The In the Heights movie teased fans with the promise of a new trailer this weekend, and all that paciencia y fe appears to have been paid off; the film dropped two new previews March 14. Take a look ahead of the film’s June 18 premiere.
The first of the new trailers, which director Jon M. Chu has dubbed “Powerful” (above), primarily showcases the high-energy showstopper “96,000” and Chu’s expansive, fantastical approach to the musical theatre format. Trailer 2 (below) isn’t short on spectacle either, while also highlighting the various sueñitos and intimate connections between Anthony Ramos’ Usnavi and his fellow denizens of Washington Heights community.
Both trailers preview an element of expansion to the movie’s source material (Lin-Manuel Miranda’s Tony-winning Hamilton predecessor that opened on Broadway in 2008). “The play is set on the block, so the stage is the block,” explains Quiara Alegría Hudes, who wrote the show’s book and returned to pen the screenplay, at a recent preview event. “But these characters, like Usnavi, his body’s on the block, but half his heart is in [the Dominican Republic]. So the camera can go there in a way the stage can’t.” Both trailers show Usnavi in the Caribbean, waxing poetic about the Manhattan neighborhood to a younger generation.
Miranda also acknowledged the Chu’s ability to “pan out,” as it were, to the full extent of the characters' sueñitos: “Jon dreamed bigger than any of us dared to dream in terms of the size and scope of this. This is a big movie musical. I think we’re so used to asking for less, just to occupy space as Latinos. ‘Please let us make our little movie.’ But Jon, every step of the way, was like, ‘No, this is a big movie. These guys have big dreams. We’re allowed to go that big.’”

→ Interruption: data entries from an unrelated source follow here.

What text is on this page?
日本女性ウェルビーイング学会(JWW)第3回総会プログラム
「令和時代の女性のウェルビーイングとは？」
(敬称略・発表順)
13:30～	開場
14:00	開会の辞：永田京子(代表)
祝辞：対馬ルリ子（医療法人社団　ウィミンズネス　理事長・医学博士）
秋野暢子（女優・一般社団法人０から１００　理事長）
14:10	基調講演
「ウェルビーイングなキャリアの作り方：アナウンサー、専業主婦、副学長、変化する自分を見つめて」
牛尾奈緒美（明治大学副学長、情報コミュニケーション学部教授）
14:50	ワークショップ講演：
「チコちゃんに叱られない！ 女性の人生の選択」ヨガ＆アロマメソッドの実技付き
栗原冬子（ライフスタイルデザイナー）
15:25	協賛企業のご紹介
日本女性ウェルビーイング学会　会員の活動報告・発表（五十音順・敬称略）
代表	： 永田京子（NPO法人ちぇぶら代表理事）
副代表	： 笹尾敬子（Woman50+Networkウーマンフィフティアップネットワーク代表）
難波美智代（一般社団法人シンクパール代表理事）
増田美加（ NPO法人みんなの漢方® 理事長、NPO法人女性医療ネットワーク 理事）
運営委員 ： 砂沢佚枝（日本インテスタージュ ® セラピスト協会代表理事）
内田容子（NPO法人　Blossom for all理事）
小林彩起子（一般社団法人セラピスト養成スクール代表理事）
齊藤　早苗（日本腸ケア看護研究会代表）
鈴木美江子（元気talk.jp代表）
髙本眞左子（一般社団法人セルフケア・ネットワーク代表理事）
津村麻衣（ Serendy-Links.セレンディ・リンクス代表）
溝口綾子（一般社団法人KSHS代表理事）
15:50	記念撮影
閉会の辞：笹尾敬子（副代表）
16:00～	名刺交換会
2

Miranda himself also appears in both trailers—in his cameo as a beloved character of the musical: the Piragua Guy.
The film was originally slated for a June 26, 2020, cinematic release, though those plans were of course scrapped in the wake of the pandemic. In December, Warner Bros. announced it would simultaneously premiere its 2021 slate (In the Heights included), in theatres and on HBO Max, where they’ll be available for 31 days. Other titles in that rollout include the already released Judas and the Black Messiah and Tom & Jerry, plus Dune, The Matrix 4, and The Suicide Squad. In addition to Ramos and Rubin-Vega, the movie stars Corey Hawkins as Benny, Melissa Barrera as Vanessa, Leslie Grace as Nina, Olga Merediz as Abuela Claudia (reprising her work from the stage), Stephanie Beatriz as Carla, Dascha Polanco as Cuca, Gregory Diaz IV as Sonny, Marc Antony as Sonny's father, Jimmy Smits as Kevin Rosario, and Noah Catala as Graffiti Pete.“We’ve had a hard year, but this movie has so much joy, so much passion, so much community, so much hope in it,” promises Chu. “It pours out of every frame.”